それにプラスして、折り型という言葉をわたしが引っ張ってきたんですけど、結婚、出産を経験するなかで、のしとか水引とか、紙で形を作って気持ちを渡すということ、その作法にすごく美を感じたんです。お年玉なんかもそうだと思うんですけど。目に見えない気持ちを紙に包んでお渡しするというのがすごく素敵だなと思ったので、折り型とか水引も含めて、そういう紙の表現をステージに反映できないかなと思っています。
──それは、ステージ・セットがそういうものになるということですか。
そうですね。で、四季折々とか、人生の節目、折々に自分の感じたことをパッケージ化して渡したいなという気持ちで“折々”というタイトルをつけたんです 。
──妊娠・出産を経験し、新しいボーカル・スタイルで臨む最初のツアーということになりますが、その一連の経験によって、一青さんのなかで、その新しいボーカル・スタイルの歌を届ける相手のイメージは変わっていったりするんでしょうか。
変わっていってファミリー層に向かうのかなと思ったりもしたんですけど、自分が書いてるものを見てると、よりただのラブレターに近くなってきてるんですよ。子どもへの思いとか家族への思いってすごくシンプルだから、結婚する前に書いてたラブレターとあまり変わらないというか、むしろいまのほうが核心をつける気がするというか。結婚して、“わたしはもう恋の歌は書けないんじゃないか?”と思ってたんだけど、“いや、むしろいまのほうが書ける”っていう感じです。それは最近ちょっと思った、面白い発見ですね。しかも、それは自分にとってすごくいい作用だと思ってて、こんなに恥ずかしいことを堂々と書けなかったし、真っ直ぐな気持ちはわき起こらないあまのじゃくな部分もあったんだけど、わたしってこんなにシンプルな気持ちをいっぱい抱いてたのねっていう。

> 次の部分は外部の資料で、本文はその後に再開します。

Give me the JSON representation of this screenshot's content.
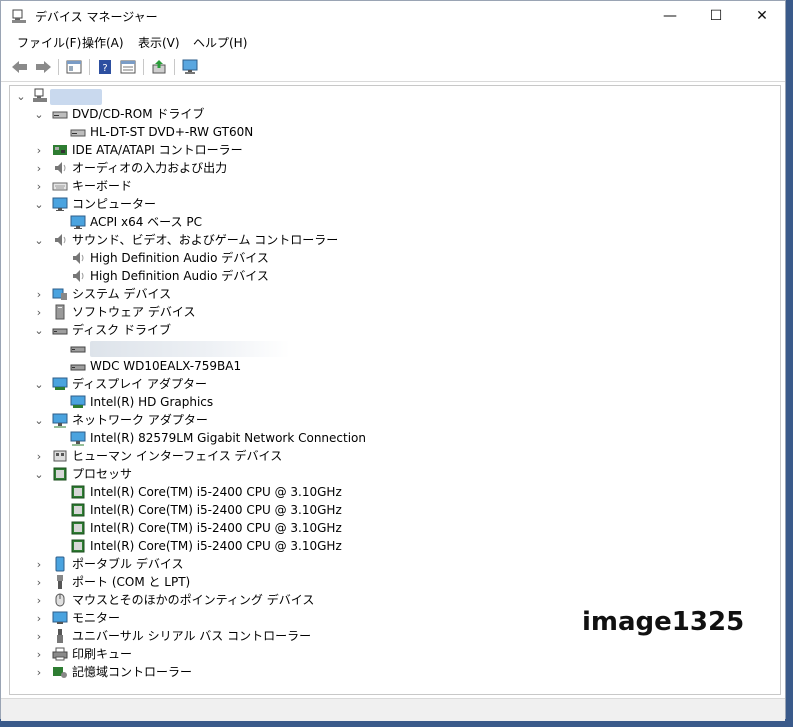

──では、実際にお客さんを前にして歌うときの気持ちは変わりそうですか。
どうなんだろう?やってみないと、わからないかなあ。いままではシアトリカルというか、見せる方向だったのが、すごくストレートに“ただ届けよう”と思って歌いそうですね。そういう予感があります。「みんな、愛してる!」って、叫んじゃったりして(笑)。